Ethan Zuckerman wrote about problems with Co-op search back in October, and Google quickly responded with a fix. However, we’re seeing a lot of Ethan’s problems here at Lijit as well. The problem is that if your desired search results would not normally fall in the top 1000 results of a normal Google search, they don’t get included in your results. For example, Brad Feld has written a ton about Microsoft in his blog at feld.com as can be seen in a typical site: Google search. However, when you use a Co-op search which includes feld.com/*, you don’t get any results fromthat domain. The problem seems to be that feld.com doesn’t make it into the top 1000 results for a normal search for ‘”microsoft”. In a similar vain, if you search me for “sex” you’ll get stuff from BoingBoing (a high PageRank site) but not my post “Attention is Meme Sex” like you might expect.

So it seems that the fixes implemented for Ethan aren’t working across the board. But I am encouraged by Google’s response to Ethan and hope that they will eventually be able to solve our issues.

Who’s your editor?

Wednesday, July 26th, 2006

John Battelle vents his frustration with Google News. Bottom line is, much like the Google search index, placement in the Google news index is becoming important; people are waking up to the fact that we have no idea who these people are who are deciding what we see and don’t see. This represents a broader shift.

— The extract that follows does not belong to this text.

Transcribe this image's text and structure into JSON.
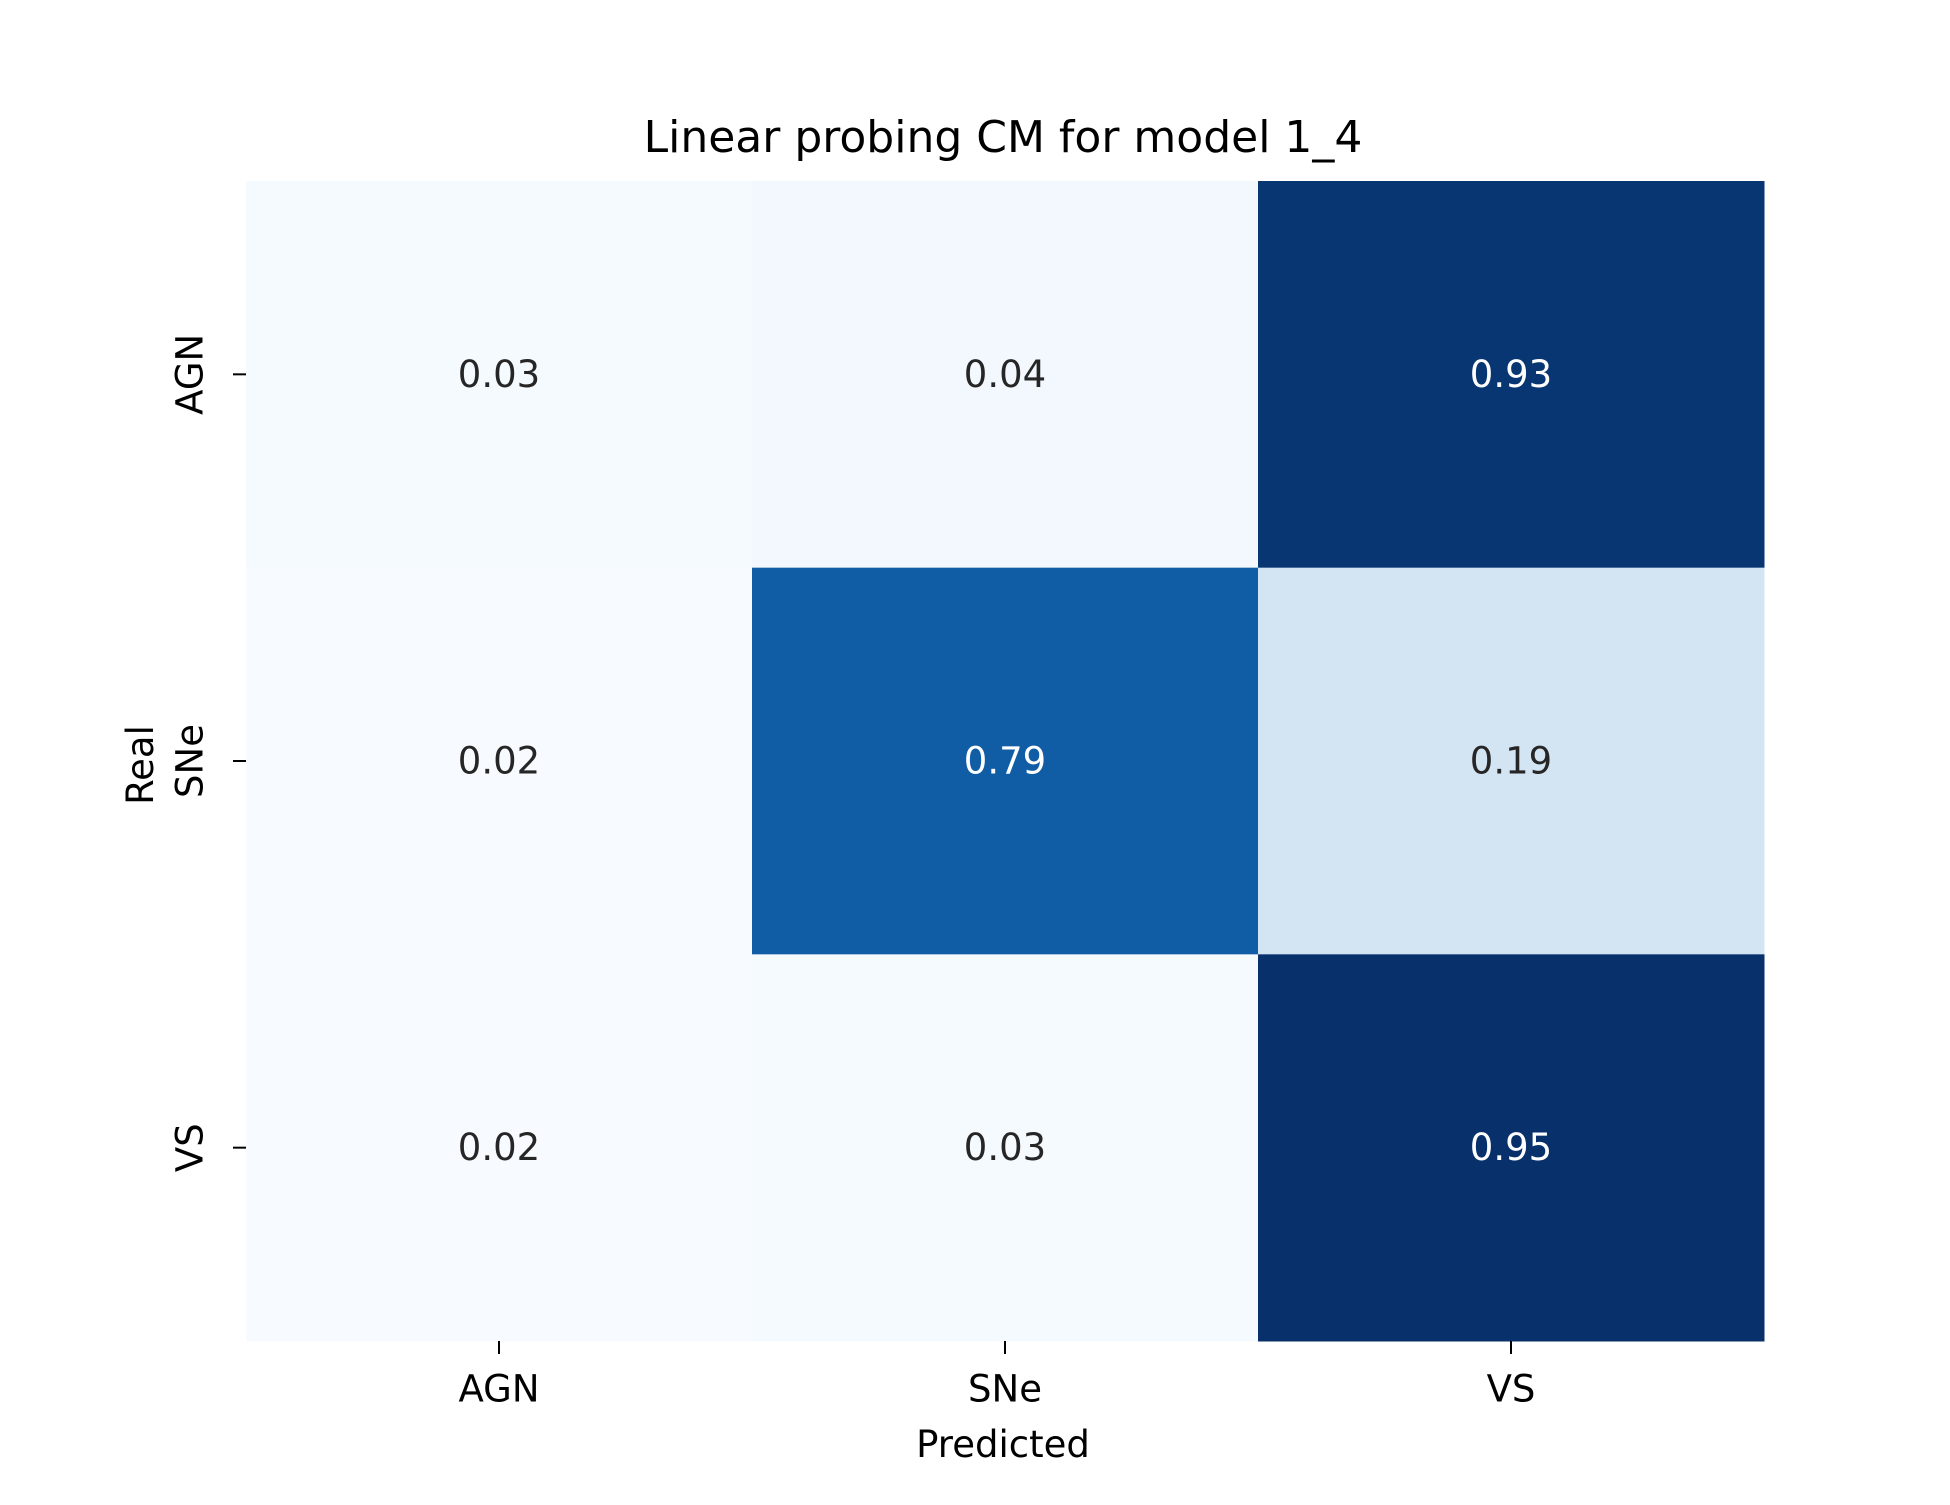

As Richard Edelman said:

“We have reached an important juncture, where the lack of trust in established institutions and figures of authority has motivated people to trust their peers as the best sources of information about a company.”

Will Google catch this shift? How long will people continue to trust them?

Google & Co. as the new DNS

Monday, July 24th, 2006

The domain name situation is more grim than I ever imagined. If you don’t believe me, try going to Instant Domain Search and start typing o’s. You’ll find everything up to and including ooooooooooooooooo is taken. Try any word from English, Spanish, German, Swahili, or Hindi. All taken. I even tried resorting to trying to buy an expired domain.

On Saturday I saw an TV ad that said simply “Google ‘Denver Ford’” for more information. Part of this is surely that the car dealership couldn’t get www.denverford.com (it’s for sale). But the more important point is that the search textbox is replacing the browser URL textbox.

No one types URL’s into their browser anymore. Most people don’t know how. This is why so many people ener “amazon” into Google rather than typeing “amazon.com” into the brower textbox. (I can’t find the article about Google that gave the statistic. Anyone know the one I’m thinking of?)

The main points:

  1. The search textbox is replacing the browser textbox.
  2. Domain names, especially short names, don’t matter so much and the ones for sale are certainly overvalued.
  3. Search engines are becoming the new DNS^.